Accrocheur comme une teigne, l’individu bloque la porte avec le bout de son pied.

-Ah, mais vous n’avez pas le choix. Rétorque-t-il avec assurance.

-Eh pourquoi cela ? s’offusque François.

L’homme consulte son bloc note.

-Vous êtes donc François Delmont, vous avez…

-Ça, je crois le savoir.

Le représentant l’observe d’un mauvais œil.

-Bon, je reprends. Vous êtes François Delmont et vous avez 38 ans, bientôt 39. Vous êtes actuellement sans emploi depuis de nombreuses années, et un grand fainéant par-dessus le marché. Vous aimez boire du café au réveil et boire du whisky au coucher. Votre calvitie vous perturbe autant que votre incapacité à avancer. Vous vivez avec Monica Delmont, dont vous êtes marié depuis 2 années. Ce qui, entre nous, ne l’empêche pas de batifoler de temps à autre depuis maintenant 6 mois… je suis désolé de vous dire ça mais… Je ne la blâme pas. Même au contraire. Je la comprend.

-Je vous demande pardon ?! S’emporte François confus.

-Si vous n’arrêtez pas de me couper, on n’en finira jamais ! Merde à la fin ! Bon, je reprends de nouveau. Vous devez vous demander sans doute, le pourquoi de ma présence. C’est très simple. Je suis en quelque sorte votre dépression, enfin plus précisément… votre envie de mourir.

-Mon envie de mourir ?

-Oui. Mais si cela peut vous rassurer, vous n’êtes pas le seul dans ce cas. À notre époque, des gens dans votre situation, on en croise à tire-larigot.

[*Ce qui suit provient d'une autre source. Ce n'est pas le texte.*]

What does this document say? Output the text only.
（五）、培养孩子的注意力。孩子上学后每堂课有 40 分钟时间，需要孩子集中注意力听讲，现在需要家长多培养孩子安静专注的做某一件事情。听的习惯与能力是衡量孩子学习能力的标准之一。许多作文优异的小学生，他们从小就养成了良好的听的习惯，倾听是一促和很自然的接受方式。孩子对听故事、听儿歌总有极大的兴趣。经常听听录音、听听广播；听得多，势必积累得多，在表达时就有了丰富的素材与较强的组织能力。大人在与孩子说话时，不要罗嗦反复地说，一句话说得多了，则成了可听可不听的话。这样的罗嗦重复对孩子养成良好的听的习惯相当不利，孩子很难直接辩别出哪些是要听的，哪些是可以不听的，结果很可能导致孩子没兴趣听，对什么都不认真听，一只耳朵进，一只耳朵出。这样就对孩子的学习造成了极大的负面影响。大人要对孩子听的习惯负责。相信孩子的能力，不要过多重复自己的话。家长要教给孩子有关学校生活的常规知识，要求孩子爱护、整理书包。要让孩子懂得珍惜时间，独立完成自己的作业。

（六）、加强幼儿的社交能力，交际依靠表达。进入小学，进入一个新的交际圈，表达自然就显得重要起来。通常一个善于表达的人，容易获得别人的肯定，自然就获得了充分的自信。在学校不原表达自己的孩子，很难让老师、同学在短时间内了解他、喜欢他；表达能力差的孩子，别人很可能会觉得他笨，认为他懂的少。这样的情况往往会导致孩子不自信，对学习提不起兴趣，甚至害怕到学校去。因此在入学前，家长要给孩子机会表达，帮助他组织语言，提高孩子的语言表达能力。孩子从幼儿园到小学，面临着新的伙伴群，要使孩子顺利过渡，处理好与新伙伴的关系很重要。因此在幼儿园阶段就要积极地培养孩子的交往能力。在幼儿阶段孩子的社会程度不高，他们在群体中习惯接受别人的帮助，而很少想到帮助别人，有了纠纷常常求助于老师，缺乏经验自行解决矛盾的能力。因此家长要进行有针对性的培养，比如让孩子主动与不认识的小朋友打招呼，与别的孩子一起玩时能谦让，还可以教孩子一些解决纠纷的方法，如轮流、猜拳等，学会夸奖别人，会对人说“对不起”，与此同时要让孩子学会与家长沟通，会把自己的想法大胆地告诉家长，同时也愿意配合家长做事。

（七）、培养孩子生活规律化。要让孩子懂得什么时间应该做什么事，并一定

Nous sommes débordés de travail. Avec votre vie de merde, c’est plutôt compréhensible. Je dirais même que c’est une preuve de bon sens de votre part.

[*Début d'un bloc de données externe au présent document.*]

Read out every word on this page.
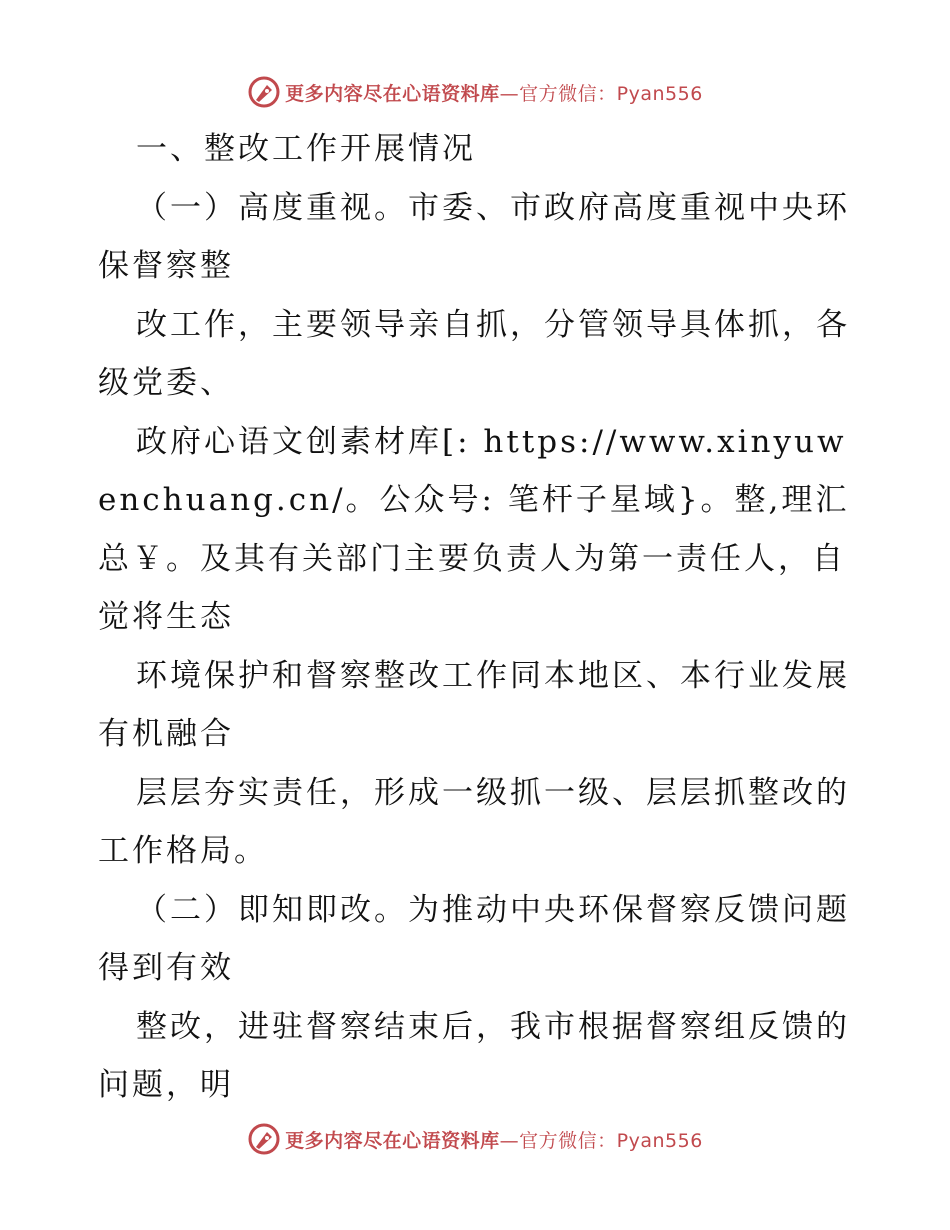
更多内容尽在心语资料库—官方微信：Pyan556

一、整改工作开展情况

（一）高度重视。市委、市政府高度重视中央环保督察整

改工作，主要领导亲自抓，分管领导具体抓，各级党委、

政府心语文创素材库[: https://www.xinyuwenchuang.cn/。公众号: 笔杆子星域}。整,理汇总￥。及其有关部门主要负责人为第一责任人，自觉将生态

环境保护和督察整改工作同本地区、本行业发展有机融合

层层夯实责任，形成一级抓一级、层层抓整改的工作格局。

（二）即知即改。为推动中央环保督察反馈问题得到有效

整改，进驻督察结束后，我市根据督察组反馈的问题，明

更多内容尽在心语资料库—官方微信：Pyan556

-Mais… Mais je vous emmerde !

Il lui claque la porte au nez. “Mais qui est-ce ce type ?! On ne peut plus être tranquille chez soi ?!” Marmonne-t-il dans sa barbe. Arrivé dans son salon, il est à deux doigts de la crise cardiaque. Il fait un bond en arrière, en faisant valdinguer ses chaussons. L’étrange démarcheur se tient fièrement devant lui, une tasse de café dans les mains.

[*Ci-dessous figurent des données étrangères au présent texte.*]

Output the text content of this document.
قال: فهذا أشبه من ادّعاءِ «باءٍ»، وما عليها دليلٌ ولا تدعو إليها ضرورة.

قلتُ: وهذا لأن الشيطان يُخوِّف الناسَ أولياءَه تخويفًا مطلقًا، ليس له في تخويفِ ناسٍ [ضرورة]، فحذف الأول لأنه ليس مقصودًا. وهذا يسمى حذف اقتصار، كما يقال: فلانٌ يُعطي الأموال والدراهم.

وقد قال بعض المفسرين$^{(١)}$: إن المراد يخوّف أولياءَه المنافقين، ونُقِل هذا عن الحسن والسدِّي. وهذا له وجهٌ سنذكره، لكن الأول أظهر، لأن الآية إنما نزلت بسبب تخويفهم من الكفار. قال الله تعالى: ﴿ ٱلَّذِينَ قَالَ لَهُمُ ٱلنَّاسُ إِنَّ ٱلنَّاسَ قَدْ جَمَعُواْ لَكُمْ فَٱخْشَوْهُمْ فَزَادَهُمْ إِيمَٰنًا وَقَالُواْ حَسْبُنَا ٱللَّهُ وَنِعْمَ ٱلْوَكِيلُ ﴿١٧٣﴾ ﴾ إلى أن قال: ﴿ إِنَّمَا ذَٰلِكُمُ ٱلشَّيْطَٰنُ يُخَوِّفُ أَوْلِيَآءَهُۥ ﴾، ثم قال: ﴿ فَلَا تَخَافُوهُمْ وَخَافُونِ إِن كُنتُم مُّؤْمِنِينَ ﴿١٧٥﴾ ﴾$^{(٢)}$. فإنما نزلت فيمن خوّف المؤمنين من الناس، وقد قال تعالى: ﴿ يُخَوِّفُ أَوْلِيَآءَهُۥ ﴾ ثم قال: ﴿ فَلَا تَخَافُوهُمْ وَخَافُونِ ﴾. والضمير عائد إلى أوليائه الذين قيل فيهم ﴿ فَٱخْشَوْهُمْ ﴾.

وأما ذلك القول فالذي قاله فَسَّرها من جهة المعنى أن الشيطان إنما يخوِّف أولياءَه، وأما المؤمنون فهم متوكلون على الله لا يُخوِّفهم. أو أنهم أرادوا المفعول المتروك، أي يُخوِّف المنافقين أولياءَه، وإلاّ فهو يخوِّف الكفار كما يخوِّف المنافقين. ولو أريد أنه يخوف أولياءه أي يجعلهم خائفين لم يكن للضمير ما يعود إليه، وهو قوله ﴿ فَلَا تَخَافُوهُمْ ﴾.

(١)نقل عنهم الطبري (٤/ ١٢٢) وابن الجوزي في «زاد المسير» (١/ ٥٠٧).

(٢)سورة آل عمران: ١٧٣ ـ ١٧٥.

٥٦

-Mais vous êtes qui putain ?! Demande François, désarçonner.

-Je vous l’ai déjà mentionné. Votre envie de clampsé. 

L’homme et François sont assis l’un à côte de l’autre. Le regard de l’hôte est livide.

-Putain… Mais c’est vrai que t’as une tronche déprimante.

-Merci. C’est un peu mon but.

-Est-il possible de se débarrasser de toi ?

-Très peu probable.

-Et si j’appelle les flics ?

-Il n’ont pas réputation d’arranger les choses. Plutôt de les empirer. Ils risquent de vous interner. C’est tout ce que vous allez gagner. Passer le restant de vos jours en HP.

François est abattu. Ses épaules s’affaissent et ses gestes sont aux ralentis.

-Vous allez rester encore longtemps ?

L’homme consulte sa montre.

-Habituellement, la journée suffit.

Soudain, François se lève impulsivement. Il fait les 400 pas en causant à lui-même. Il se frotte le bout du menton.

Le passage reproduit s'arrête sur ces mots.